Je suis bien fâchée que vos petits maux continuent. Cependant j’aime à croire que ce sommeil tranquille, ce bon appétit, cette faculté de vous occuper six heures de suite, prouvent ce que le petit Moreau a décidé que : c’est un rhume de cerveau qui n’est plus dans la tête. Mais, chère amie, à notre âge, nous ne sommes plus que cerveau, et le vôtre est si bon que j’espère que vous vivrez jusqu’à cent ans.

Je vous aime, je vous embrasse de tout, tout mon coeur, et votre bonne lettre l’a rempli de joie. Je me suis crue encore au Louvre, et je n’oublierai jamais que demain, 10 août, vous m’aviez proposé de vous accompagner en Italie, après cette affreuse journée qui nous faisait tous fuir la France. Adieu encore, ma bonne, bonne et chère amie, écrivz-moi souvent ; vous ne savez pas le bien que l’a fait votre bonne lettre] ; il y a si longtemps que vous ne m’en aviez pas écrit de pareilles. Aussi je regardois votre portrait tristement. Je pensois souvent à vous, mais je n’avois pas le courage de vous le dire. Enfin je vous ai retrouvée, et me revoilà toute gaie, toute heureuse, vous embrassant de tout mon coeur.

Ménagez-vous bien cet hiver, car je suis comme vous dans les catharreux, et je sais que le froid est ce qu’il y a de plus fâcheux pour nous.

ADELE.

Mon mari vous remercie de votre bon souvenir. Il a été bien inquiet de son fils pendant cette lutte de deux mois. Enfin les Cortès ont succombé, après avoir fait toutes les sottises du monde, et son fils a été nommé comte de Villaréal ; mais c’est pour avoir signé le mariage du roi d’Espagne avec notre princesse du Portugal (Et non pas pour son rôle politique dans la lutte contre les Cortès.
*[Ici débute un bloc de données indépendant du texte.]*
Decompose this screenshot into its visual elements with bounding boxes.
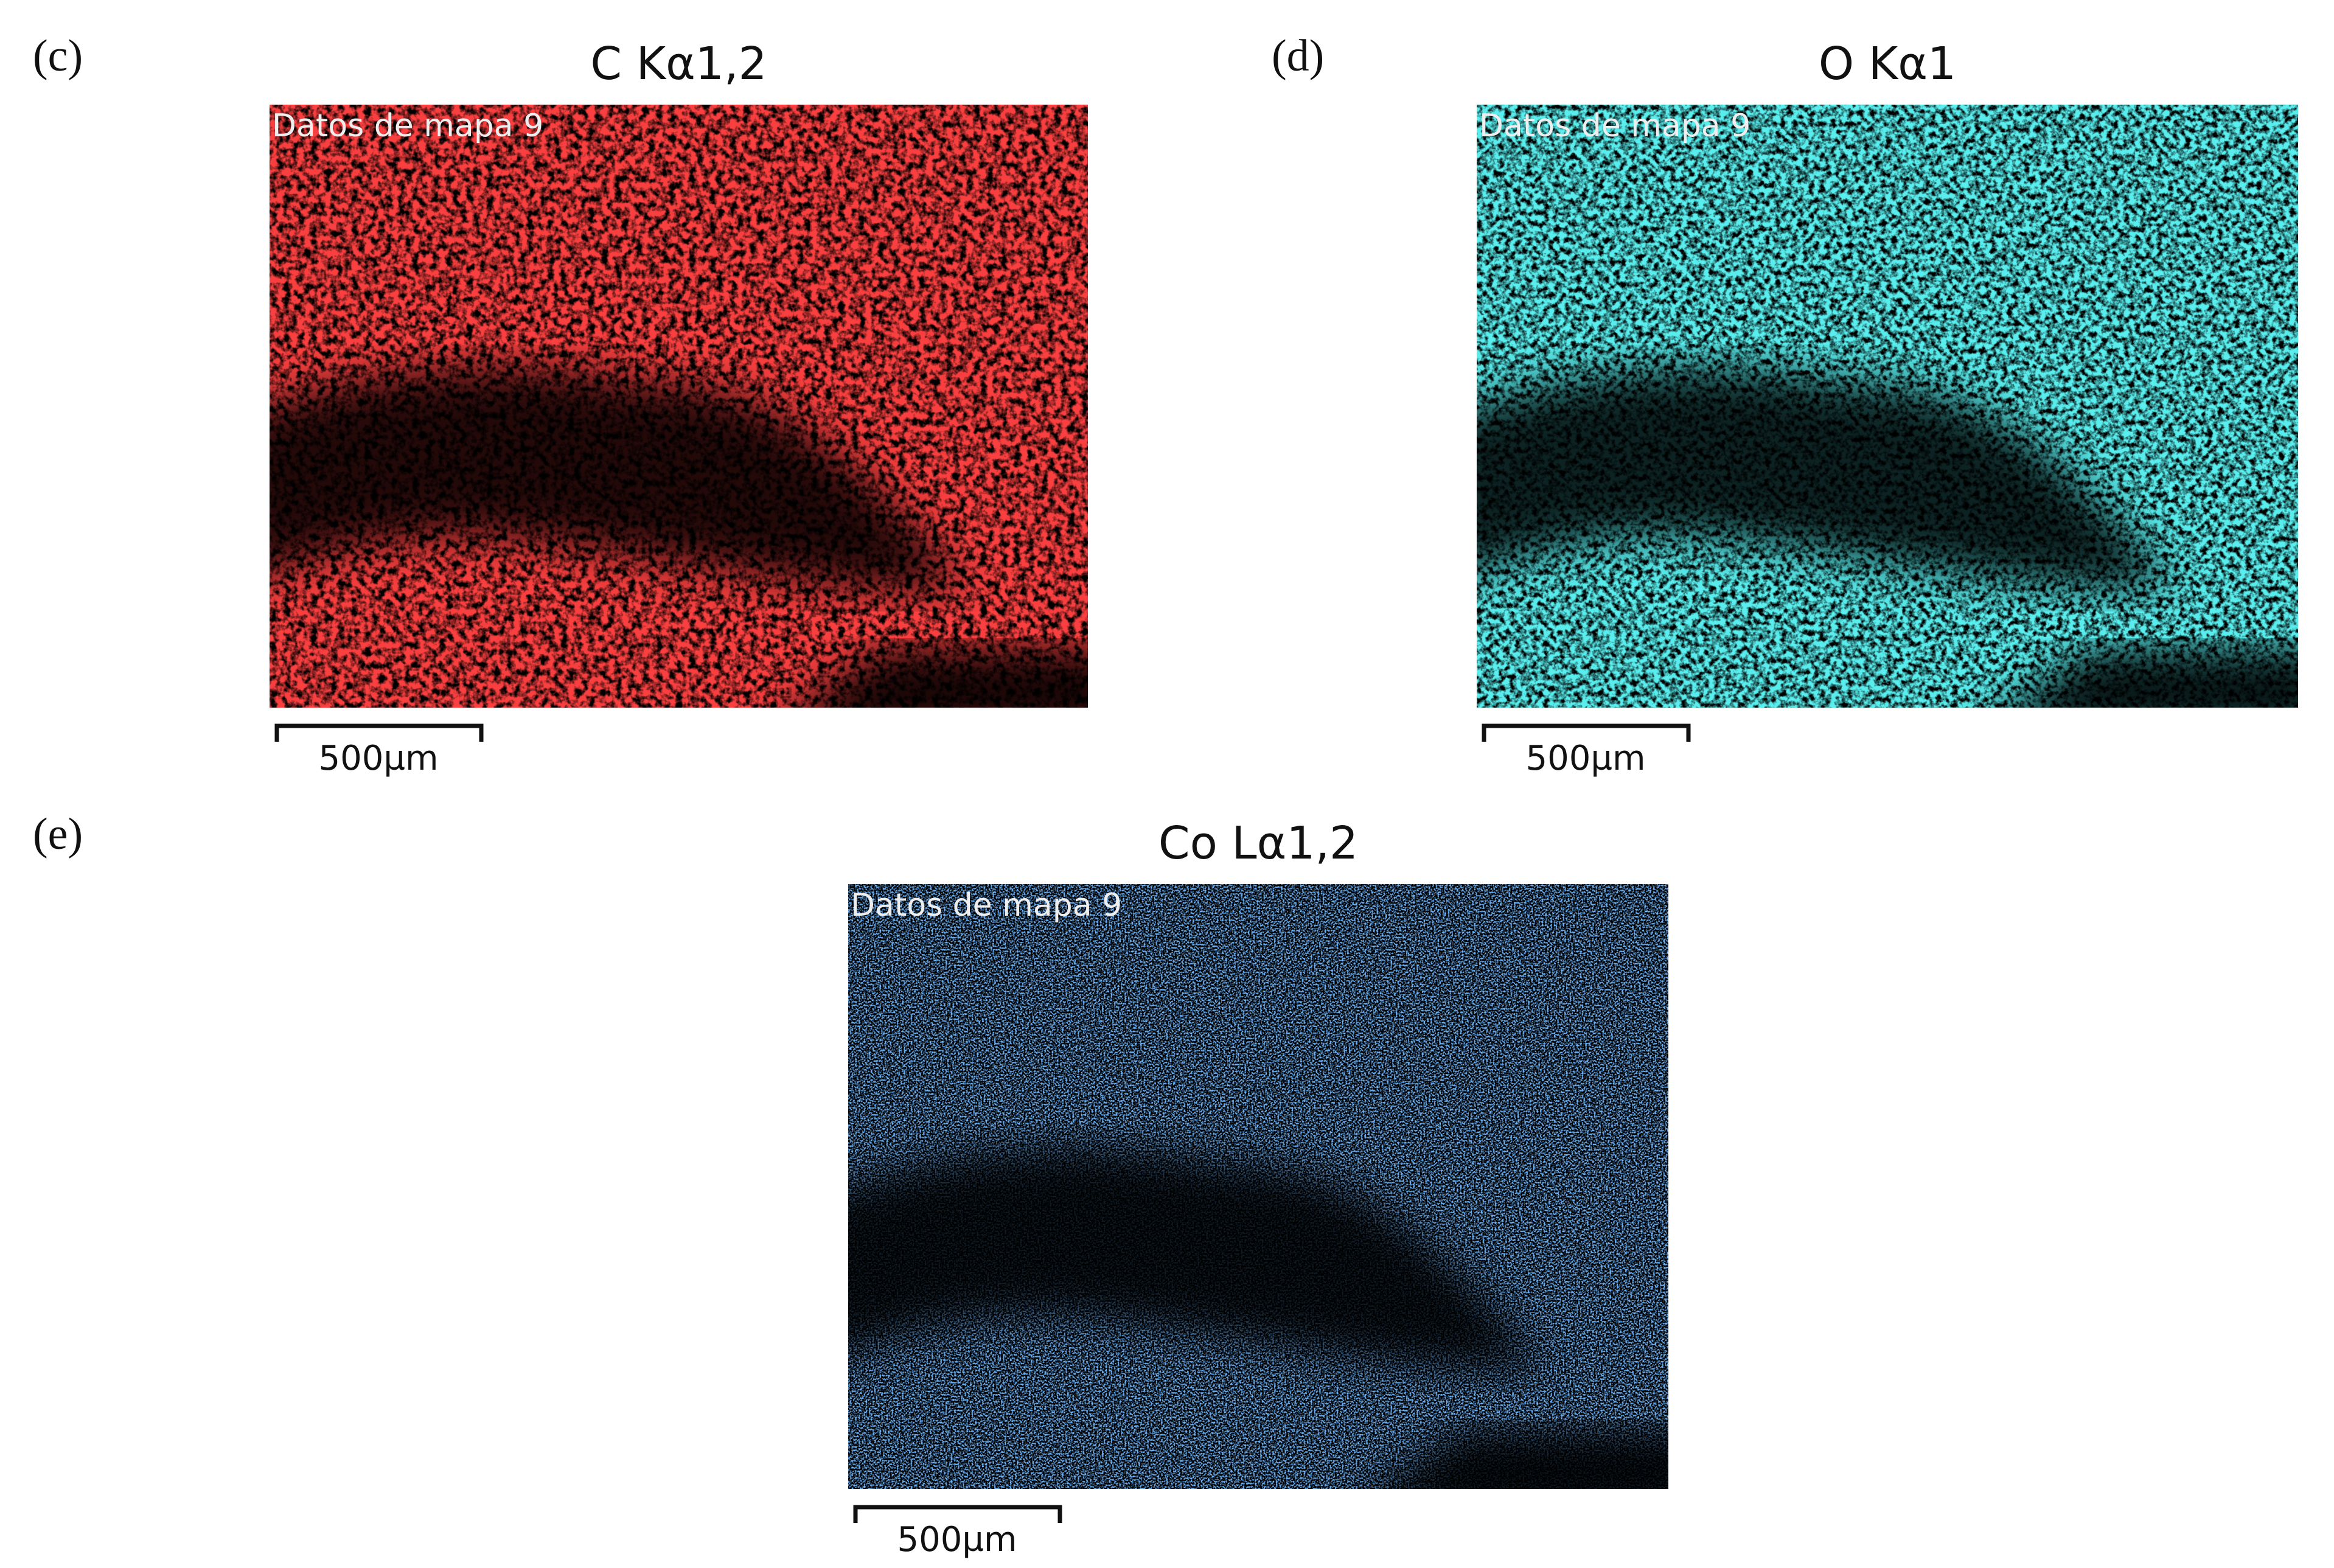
dark-corner (1381, 1428, 1668, 1489)
map-overlay-text: Datos de mapa 9 (272, 108, 543, 144)
scale-bar-label: 500µm (1525, 739, 1645, 778)
map-overlay-text: Datos de mapa 9 (851, 887, 1122, 924)
panel: (c) C Kα1,2 Datos de mapa 9 500µm (33, 31, 1088, 778)
panel-label: (c) (33, 31, 83, 81)
map-overlay-text: Datos de mapa 9 (1479, 108, 1750, 144)
panel-title: C Kα1,2 (590, 38, 767, 90)
panel-title: Co Lα1,2 (1158, 817, 1358, 869)
scale-bar-label: 500µm (897, 1520, 1017, 1559)
dark-band (270, 367, 966, 590)
panel-label: (d) (1272, 31, 1324, 81)
dark-corner (801, 647, 1088, 708)
panel-title: O Kα1 (1819, 38, 1956, 90)
scale-bar-label: 500µm (318, 739, 438, 778)
dark-band (1477, 367, 2175, 590)
dark-corner (2010, 647, 2298, 708)
dark-band (848, 1147, 1545, 1370)
panel: (e) Co Lα1,2 Datos de mapa 9 500µm (33, 809, 1668, 1559)
scale-bar (274, 723, 484, 742)
panel-label: (e) (33, 809, 83, 859)
panels: (c) C Kα1,2 Datos de mapa 9 500µm (d) O Kα1 Da… (33, 31, 2298, 1559)
scale-bar (1482, 723, 1691, 742)
scale-bar (853, 1505, 1062, 1523)
panel: (d) O Kα1 Datos de mapa 9 500µm (1272, 31, 2298, 778)
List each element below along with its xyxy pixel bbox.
Comme la princesse de Portugal, Maria-Isabelle, seconde femme de Ferdinand, avait été mariée en 1816 et était morte le 26 décembre 1818, et que le roi d’Espagne était remarié, cette nomination manquait un peu d’opportunité.) Jusque-là le roi n’avait pu lui donner cette récompense, qui est d’usage.

Adieu encore, ma bien chère, ma plus chère amie, ayez bien soin de votre santé.

Monsieur Fabre, répondez-moi !

P.S. – Je pense, ma très chère, que vous devriez vous accoutumer à prendre du tabac, cela ramènerait peut-être ce catarrhe dans votre tête, et il y serait mieux qu’ailleurs.

Voilà mon idée. Je ne vous la donne pas comme bonne, mais comme mienne. Ainsi pardonnez-la.